Many of the previous epigenome-wide DNA methylation studies in relation to arsenic presented findings from small study samples, which were not adequately powered to detect modest methylation effects. Studies with relatively larger sample sizes are needed to discover novel differentially methylated loci associated with arsenic as well as to replicate observed methylation signals.

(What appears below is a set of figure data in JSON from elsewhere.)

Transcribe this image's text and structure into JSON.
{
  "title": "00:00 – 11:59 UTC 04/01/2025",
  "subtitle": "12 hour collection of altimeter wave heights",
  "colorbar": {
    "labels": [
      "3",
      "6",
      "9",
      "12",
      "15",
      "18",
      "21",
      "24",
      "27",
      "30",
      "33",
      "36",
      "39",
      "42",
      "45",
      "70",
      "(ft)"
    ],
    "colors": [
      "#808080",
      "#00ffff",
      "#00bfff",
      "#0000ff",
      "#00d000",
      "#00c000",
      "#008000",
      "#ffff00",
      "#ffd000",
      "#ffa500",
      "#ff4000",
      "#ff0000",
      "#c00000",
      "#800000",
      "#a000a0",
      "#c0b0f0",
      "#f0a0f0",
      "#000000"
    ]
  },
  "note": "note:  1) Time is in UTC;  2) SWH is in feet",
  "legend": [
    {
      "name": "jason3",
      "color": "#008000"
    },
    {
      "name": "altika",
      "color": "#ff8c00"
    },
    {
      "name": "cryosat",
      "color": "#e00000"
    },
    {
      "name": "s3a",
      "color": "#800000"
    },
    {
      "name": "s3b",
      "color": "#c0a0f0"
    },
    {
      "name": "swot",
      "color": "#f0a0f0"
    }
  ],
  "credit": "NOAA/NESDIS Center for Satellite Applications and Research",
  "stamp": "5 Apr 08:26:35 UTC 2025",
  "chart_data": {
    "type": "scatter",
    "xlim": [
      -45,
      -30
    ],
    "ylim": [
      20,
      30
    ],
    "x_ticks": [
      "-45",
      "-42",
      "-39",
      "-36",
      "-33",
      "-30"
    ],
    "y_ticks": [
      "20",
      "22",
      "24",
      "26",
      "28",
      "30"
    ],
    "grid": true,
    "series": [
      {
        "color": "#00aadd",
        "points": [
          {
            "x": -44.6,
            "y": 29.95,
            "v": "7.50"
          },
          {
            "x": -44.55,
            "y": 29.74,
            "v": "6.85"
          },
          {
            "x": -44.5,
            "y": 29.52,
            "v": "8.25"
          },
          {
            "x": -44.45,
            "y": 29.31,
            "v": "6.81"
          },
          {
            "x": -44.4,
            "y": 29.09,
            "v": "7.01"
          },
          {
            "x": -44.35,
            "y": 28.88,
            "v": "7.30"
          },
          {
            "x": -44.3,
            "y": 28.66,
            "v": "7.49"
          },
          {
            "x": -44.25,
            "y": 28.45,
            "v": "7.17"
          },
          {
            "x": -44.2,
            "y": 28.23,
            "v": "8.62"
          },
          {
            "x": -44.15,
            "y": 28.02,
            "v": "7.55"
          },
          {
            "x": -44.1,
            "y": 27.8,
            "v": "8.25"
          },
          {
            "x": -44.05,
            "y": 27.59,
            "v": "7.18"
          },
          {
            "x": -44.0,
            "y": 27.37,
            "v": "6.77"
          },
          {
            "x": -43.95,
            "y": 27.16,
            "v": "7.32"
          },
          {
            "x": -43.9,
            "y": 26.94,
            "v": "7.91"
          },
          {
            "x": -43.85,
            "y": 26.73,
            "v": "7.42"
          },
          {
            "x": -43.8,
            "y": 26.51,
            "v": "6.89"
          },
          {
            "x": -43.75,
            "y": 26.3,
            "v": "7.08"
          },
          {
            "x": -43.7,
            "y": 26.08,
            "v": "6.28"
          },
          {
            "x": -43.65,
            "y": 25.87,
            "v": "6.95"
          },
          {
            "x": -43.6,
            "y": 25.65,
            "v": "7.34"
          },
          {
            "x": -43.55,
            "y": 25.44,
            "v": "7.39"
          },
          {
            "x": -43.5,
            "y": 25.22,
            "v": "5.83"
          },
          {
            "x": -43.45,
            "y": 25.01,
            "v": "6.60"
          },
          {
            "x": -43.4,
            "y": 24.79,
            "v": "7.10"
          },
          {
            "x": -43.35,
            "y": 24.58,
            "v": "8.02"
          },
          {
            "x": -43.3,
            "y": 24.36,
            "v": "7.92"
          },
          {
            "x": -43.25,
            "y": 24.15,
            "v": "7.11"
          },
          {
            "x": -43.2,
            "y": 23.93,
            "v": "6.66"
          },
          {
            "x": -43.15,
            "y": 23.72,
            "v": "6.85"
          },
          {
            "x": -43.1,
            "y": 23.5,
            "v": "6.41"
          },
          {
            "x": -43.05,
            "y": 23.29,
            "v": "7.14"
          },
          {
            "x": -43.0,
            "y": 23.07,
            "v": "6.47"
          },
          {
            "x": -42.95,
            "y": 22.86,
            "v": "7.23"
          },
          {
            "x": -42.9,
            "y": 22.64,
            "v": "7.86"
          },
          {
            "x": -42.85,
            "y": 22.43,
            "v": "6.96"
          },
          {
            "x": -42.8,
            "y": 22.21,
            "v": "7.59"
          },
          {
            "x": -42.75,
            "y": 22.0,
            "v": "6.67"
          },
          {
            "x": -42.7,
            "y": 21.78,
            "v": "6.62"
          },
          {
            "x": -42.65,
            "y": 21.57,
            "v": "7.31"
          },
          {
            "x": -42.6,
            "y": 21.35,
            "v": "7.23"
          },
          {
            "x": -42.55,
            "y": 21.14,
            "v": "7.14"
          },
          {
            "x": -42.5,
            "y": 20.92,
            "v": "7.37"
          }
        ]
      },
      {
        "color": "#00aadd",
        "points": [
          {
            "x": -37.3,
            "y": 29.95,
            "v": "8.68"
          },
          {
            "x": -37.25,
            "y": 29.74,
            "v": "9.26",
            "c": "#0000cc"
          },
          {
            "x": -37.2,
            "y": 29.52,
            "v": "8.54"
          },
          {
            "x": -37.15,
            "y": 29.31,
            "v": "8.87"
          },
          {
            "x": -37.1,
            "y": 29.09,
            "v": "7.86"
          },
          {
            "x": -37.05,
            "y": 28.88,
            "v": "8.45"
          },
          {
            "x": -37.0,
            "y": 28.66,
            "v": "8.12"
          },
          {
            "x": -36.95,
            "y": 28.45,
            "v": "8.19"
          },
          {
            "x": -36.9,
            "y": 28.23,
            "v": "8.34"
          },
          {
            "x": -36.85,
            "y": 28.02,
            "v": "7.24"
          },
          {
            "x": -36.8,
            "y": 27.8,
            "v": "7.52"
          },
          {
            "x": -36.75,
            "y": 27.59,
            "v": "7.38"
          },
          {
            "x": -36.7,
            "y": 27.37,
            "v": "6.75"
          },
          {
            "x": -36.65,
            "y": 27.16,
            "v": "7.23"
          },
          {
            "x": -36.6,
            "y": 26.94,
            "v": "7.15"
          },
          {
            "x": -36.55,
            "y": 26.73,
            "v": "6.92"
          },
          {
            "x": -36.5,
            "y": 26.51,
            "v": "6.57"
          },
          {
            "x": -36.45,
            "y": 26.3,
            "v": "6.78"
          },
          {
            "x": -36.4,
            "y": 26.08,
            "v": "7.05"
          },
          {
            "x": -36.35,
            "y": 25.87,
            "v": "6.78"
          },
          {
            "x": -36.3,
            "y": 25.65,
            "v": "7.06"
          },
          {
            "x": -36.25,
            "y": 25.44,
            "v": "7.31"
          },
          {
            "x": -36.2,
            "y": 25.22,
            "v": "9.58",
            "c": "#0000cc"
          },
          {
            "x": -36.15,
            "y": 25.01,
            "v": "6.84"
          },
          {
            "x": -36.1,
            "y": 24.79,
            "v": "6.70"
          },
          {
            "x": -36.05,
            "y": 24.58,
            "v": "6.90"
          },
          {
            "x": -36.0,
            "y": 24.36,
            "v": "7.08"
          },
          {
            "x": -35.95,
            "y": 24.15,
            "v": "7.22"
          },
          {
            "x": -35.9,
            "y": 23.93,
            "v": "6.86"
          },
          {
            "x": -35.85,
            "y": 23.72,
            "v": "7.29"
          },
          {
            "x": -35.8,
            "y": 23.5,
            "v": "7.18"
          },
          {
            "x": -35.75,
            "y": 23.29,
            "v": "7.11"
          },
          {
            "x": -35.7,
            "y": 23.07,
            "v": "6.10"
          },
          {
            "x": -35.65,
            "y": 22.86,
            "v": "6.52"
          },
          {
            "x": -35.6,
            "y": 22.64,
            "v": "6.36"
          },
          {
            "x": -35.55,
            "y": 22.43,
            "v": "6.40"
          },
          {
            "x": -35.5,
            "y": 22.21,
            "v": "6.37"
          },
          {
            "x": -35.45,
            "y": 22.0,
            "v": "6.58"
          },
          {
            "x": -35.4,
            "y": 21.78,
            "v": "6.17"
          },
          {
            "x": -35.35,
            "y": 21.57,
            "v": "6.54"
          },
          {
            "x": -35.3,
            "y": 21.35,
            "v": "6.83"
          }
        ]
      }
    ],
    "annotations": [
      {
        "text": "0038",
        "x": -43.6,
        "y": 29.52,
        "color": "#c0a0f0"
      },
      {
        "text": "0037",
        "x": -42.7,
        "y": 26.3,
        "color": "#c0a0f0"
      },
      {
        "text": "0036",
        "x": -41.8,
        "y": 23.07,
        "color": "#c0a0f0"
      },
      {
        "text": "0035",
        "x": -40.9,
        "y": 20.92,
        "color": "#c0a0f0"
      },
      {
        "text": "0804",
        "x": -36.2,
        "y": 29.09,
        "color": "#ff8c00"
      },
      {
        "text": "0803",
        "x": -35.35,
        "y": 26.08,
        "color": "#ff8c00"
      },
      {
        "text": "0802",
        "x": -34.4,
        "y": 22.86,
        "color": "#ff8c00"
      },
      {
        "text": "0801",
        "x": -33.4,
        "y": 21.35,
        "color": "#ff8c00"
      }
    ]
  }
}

Finally, epidemiologic studies are increasingly measuring multiple types of molecular or “omic” data that can be combined in order to conduct integrative molecular studies of DNA methylation and gene expression. When possible, future studies should evaluate the functional relevance of differentially methylated loci on corresponding gene expression, as was undertaken by Rojas et al. [50•] and Argos et al. [56•] to show that a subset of differentially methylated loci were associated with gene expression, which increases confidence that the identified loci might be related to disease development.

Conclusions

Epigenome-wide DNA methylation studies are a promising discovery-based approach for the identification of novel genes and pathways that may be associated with arsenic toxicity. An overview of the existing literature as well as several considerations for future studies has been presented that highlight the existing knowledge gaps in arsenic epigenetics as well as address the limitations of the existing studies. Future studies should integrate functional assessments of DNA methylation alterations as well as characterize disease risk associated with differentially methylated regions.